Central bank officials have repeatedly stressed that the ECB has no interest in monetizing transaction data or building detailed profiles of users. Instead, they frame the online rail as a public backbone that can interoperate with private-sector solutions, while keeping core account and settlement infrastructure under public control.

Resilience, inclusion and offline use cases

Beyond privacy, the online and offline variants are intended to address distinct practical needs. The offline configuration is conceived as a resilience tool, enabling payments to continue during network outages, cyber incidents, or localized power disruptions that affect traditional electronic systems.

Moreover, offline functionality is expected to support financial inclusion by giving people without stable internet access a way to use central bank money in digital form. For example, individuals in rural areas or those relying on older devices could still make and receive low-value payments via local connectivity between certified hardware.

The online rail, by contrast, is meant to integrate smoothly with existing digital infrastructure. It aims to offer convenience, robust security, and compatibility with private payment schemes operating throughout the eurozone, while creating a common standard that can be used at physical points of sale and in online environments.

Holding limits, fees and access to devices

The Council’s stance also outlines the emerging digital euro regulatory framework, including measures to protect financial stability. To limit large-scale deposit migration from commercial banks to central bank balances, the legislation would cap how many digital euros individuals can hold in their wallets.

Under the proposal, consumers would not pay fees for basic services, such as opening and maintaining a wallet or making standard everyday payments.
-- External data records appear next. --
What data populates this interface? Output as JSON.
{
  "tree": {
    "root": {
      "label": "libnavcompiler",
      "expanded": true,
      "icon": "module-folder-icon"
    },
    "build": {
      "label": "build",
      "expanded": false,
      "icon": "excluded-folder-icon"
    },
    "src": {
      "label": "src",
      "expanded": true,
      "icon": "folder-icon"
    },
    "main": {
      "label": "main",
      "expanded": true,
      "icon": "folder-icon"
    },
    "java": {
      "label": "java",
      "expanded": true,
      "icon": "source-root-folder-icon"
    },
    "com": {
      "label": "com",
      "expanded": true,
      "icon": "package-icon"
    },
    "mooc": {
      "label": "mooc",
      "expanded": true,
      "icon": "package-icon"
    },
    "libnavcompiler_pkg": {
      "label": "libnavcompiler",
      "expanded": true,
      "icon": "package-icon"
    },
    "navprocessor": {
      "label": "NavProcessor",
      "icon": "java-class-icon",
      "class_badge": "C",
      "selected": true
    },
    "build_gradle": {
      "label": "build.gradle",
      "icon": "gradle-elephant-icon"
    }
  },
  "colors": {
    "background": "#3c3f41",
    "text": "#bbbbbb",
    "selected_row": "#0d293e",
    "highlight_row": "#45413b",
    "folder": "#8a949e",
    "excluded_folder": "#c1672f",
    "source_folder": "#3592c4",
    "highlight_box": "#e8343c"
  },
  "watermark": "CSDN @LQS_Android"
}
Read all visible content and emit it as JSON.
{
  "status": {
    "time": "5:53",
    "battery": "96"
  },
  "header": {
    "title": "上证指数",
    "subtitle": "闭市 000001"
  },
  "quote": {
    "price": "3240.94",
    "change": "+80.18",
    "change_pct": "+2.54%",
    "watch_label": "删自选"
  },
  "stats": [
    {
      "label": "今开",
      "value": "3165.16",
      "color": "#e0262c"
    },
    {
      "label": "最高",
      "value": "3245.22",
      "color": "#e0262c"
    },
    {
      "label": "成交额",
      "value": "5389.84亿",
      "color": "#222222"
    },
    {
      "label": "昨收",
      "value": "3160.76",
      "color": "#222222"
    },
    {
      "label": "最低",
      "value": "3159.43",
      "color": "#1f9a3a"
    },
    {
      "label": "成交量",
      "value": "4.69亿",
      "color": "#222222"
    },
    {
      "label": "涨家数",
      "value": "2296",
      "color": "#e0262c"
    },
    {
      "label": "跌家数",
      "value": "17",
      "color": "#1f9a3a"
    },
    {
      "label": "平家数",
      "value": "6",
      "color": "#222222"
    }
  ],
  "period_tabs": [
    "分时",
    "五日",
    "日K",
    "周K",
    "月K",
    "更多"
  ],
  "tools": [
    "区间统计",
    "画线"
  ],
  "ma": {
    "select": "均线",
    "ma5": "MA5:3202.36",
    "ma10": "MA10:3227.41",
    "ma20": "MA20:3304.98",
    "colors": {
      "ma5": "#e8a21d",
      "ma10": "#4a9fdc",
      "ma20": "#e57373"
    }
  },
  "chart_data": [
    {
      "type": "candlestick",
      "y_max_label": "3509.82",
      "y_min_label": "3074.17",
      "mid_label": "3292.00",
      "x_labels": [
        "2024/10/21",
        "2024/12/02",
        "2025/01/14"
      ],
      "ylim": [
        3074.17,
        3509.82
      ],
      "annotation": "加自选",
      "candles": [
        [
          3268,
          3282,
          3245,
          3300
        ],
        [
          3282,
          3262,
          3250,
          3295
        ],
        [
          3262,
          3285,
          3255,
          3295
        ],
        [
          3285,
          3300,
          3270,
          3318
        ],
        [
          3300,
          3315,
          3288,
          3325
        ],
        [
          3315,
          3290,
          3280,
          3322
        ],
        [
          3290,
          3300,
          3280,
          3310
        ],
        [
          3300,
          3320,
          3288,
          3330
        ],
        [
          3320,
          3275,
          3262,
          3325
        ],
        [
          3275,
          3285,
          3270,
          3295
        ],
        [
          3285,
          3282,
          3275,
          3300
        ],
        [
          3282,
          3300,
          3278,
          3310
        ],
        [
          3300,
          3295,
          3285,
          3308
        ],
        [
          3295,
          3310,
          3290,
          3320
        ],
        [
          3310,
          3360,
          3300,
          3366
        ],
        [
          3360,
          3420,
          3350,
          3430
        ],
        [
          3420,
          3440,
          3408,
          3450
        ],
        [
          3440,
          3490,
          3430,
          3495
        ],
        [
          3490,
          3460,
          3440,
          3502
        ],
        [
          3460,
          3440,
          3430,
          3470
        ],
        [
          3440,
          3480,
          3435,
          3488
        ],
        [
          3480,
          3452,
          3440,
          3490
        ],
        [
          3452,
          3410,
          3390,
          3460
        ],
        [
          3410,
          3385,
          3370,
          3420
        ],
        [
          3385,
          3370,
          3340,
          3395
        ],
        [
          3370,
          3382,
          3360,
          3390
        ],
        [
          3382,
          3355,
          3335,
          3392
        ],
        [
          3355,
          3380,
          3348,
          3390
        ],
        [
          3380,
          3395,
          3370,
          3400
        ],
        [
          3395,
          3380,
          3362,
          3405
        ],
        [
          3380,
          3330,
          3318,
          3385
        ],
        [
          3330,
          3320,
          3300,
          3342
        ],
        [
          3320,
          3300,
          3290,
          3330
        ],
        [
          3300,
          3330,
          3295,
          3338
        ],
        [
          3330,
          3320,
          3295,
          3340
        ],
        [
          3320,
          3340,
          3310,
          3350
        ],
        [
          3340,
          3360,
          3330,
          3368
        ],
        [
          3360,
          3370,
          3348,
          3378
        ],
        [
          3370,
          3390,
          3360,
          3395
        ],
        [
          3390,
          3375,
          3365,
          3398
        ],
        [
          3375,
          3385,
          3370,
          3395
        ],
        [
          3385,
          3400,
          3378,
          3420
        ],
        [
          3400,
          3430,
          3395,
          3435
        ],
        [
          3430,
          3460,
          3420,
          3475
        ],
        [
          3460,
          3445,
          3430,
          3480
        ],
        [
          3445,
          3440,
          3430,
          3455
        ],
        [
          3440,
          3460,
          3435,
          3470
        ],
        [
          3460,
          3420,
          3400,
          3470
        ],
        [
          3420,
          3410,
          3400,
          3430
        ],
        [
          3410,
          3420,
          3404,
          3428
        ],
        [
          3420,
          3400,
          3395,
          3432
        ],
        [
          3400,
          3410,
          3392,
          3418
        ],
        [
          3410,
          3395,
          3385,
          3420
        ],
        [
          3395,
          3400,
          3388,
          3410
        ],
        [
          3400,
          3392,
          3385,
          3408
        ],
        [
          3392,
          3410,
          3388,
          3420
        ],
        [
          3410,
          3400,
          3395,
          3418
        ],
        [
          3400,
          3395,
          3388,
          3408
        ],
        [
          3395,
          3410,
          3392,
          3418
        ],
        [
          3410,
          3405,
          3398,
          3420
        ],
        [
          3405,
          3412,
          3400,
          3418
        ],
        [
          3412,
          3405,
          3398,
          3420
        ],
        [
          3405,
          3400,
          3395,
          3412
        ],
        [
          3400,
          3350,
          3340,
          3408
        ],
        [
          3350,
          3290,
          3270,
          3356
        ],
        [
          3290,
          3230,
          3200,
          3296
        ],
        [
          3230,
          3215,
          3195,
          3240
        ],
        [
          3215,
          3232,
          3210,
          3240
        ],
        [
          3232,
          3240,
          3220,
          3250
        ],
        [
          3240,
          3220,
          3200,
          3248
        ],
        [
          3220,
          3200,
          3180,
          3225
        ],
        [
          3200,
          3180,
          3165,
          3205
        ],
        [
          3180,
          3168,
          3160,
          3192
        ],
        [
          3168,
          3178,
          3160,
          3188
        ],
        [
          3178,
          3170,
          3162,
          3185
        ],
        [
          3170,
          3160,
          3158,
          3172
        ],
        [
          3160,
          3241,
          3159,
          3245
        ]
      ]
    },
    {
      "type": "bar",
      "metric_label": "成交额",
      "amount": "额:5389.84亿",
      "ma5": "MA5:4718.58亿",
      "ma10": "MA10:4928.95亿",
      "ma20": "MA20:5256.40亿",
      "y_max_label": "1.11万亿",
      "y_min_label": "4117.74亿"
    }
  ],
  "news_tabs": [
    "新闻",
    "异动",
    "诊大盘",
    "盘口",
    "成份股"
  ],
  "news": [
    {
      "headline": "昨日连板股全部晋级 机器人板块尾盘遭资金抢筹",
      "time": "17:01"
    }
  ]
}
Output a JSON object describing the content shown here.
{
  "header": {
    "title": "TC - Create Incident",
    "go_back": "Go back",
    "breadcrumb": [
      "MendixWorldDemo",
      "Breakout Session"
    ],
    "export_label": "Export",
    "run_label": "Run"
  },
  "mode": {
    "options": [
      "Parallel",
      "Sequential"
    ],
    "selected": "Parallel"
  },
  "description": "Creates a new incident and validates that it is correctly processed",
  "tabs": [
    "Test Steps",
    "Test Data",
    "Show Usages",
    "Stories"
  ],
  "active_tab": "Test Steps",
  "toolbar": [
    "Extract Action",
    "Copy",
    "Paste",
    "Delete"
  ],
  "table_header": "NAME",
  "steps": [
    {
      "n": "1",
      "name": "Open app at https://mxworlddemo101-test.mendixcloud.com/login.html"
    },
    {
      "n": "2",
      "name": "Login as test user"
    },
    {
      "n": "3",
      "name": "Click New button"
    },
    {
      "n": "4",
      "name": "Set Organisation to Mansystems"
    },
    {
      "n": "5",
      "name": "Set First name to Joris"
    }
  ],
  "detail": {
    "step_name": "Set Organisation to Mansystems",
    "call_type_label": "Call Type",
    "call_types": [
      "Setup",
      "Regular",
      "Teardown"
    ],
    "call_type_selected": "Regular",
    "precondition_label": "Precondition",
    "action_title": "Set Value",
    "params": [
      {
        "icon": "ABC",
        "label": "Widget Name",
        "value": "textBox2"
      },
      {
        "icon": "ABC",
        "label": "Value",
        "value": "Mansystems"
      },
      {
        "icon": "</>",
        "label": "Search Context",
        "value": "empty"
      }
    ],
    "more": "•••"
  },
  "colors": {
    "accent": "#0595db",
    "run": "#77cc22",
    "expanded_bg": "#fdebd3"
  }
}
However, additional or premium services offered by intermediaries could be priced, allowing banks and other providers to build sustainable business models around the new infrastructure.

The framework would further require device manufacturers to grant payment providers fair and non-discriminatory access to hardware and software components needed to run digital wallets. This includes access to secure elements, operating systems, and interfaces on smartphones or smart cards, ensuring that no single player can lock out competitors.

Next steps for EU lawmakers and the ECB

With the Council position now formalized, attention turns to negotiations with the European Parliament, which will shape the final legislative text. Moreover, lawmakers will need to address outstanding questions on governance, technical standards, and long-term oversight of the system.

Only after the legal framework is in place would the ECB decide whether to move from preparation to actual issuance, a step that would require separate political approval. That said, officials emphasize that the current work is about keeping options open as payments and technology continue to evolve rapidly across Europe.

In summary, the EU’s push toward a potential central bank digital currency is entering a decisive phase, with online and offline features designed to balance privacy, resilience, financial inclusion, and financial stability in a single, integrated system.